MEK: I'd say that's where blurred lines actually work to everybody's advantage. So often now, as the consumer took control, you don't want that interruption, yet you still want the information. You still want to know what's available.

Fiona, I'd ask as one final question, you're still a newbie. You made the transition from the agency side to the brand side and did it in a grand fashion. Just between us, entre nous, which do you prefer?

FC: It's a wonderful privilege—and due credit to my bosses, who had the vision, that I could fit in and work at AT&T. You know what I love about being a part of AT&T? I love the boldness of this company. Think about how many times this company has decided to cannibalize itself and move onto the next evolution of the category, from wireline to mobility, now from wireless to entertainment. That is exhilarating. I really love that.

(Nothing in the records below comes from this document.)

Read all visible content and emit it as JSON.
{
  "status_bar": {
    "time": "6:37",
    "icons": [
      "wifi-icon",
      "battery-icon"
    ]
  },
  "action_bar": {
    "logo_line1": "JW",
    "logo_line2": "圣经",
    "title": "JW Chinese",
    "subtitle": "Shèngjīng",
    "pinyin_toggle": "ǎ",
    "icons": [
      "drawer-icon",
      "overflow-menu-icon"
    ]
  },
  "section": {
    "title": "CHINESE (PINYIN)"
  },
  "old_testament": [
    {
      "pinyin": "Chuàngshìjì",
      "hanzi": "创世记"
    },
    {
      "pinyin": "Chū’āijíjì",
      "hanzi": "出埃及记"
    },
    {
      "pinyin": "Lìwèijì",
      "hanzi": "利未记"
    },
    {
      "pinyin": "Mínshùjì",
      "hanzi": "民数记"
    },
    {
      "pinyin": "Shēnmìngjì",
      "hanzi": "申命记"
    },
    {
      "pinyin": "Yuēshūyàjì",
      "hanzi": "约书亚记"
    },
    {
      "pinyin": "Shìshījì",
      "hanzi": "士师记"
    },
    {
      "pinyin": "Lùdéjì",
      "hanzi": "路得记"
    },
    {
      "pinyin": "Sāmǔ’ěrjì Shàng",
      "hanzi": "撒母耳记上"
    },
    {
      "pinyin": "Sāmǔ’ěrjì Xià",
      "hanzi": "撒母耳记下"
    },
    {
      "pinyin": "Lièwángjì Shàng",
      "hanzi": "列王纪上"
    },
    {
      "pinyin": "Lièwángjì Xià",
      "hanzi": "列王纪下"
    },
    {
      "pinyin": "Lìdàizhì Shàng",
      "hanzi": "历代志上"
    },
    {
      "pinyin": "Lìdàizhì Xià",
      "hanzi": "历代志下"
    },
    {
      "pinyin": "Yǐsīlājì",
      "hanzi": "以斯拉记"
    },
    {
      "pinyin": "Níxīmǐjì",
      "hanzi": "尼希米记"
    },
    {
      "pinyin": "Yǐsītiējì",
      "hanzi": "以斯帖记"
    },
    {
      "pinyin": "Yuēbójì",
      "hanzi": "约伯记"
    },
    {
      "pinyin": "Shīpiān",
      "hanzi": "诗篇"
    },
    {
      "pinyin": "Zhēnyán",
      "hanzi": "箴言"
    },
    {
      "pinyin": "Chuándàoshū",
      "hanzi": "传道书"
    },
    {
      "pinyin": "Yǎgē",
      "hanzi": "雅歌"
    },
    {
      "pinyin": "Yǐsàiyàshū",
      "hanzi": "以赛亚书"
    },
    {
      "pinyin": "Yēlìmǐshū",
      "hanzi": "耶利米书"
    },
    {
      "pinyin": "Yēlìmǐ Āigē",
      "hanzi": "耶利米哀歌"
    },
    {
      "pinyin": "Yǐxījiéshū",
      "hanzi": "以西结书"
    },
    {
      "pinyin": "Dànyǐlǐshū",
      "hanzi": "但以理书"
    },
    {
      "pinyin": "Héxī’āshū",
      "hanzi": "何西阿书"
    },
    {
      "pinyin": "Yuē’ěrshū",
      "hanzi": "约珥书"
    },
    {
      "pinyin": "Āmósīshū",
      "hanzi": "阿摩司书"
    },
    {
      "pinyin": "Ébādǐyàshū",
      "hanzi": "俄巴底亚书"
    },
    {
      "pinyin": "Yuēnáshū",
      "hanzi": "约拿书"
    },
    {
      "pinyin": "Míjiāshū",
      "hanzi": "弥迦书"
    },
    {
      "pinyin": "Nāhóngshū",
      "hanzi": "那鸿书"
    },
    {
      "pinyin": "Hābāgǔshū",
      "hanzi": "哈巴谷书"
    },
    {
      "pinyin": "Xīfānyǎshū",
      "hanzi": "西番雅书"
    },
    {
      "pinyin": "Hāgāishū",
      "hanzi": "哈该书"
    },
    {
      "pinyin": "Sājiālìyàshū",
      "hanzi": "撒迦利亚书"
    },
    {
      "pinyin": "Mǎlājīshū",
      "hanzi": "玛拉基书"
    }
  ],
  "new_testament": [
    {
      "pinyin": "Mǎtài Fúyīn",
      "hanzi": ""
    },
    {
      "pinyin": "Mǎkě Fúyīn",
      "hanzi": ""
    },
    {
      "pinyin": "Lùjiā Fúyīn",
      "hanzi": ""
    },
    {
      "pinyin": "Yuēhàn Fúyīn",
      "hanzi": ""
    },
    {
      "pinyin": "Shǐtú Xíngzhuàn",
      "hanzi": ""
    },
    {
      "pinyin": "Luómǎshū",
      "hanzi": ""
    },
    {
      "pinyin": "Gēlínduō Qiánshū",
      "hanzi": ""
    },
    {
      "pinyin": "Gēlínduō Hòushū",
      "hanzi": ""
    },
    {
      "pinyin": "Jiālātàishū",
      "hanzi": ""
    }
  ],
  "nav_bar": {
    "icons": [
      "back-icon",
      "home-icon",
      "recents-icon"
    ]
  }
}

It's wonderful to be part of a company that is firmly leading into the future. I might say that's a little different to some of my agency roles, who were looking wistfully backwards. I'm thrilled by that. I'm just thrilled to bring a measure of creativity and provocative thinking as an agency person to AT&T. That's what really this role is about.

My creativity gets more than fulfilled. In fact, here's the real secret: I'm way closer to the creative as a client than I was as an account person, because they really do listen to me and I really get to mold it, inspire it, and take it to the next level. I actually feel more creative than ever in this role, which you might not have imagined.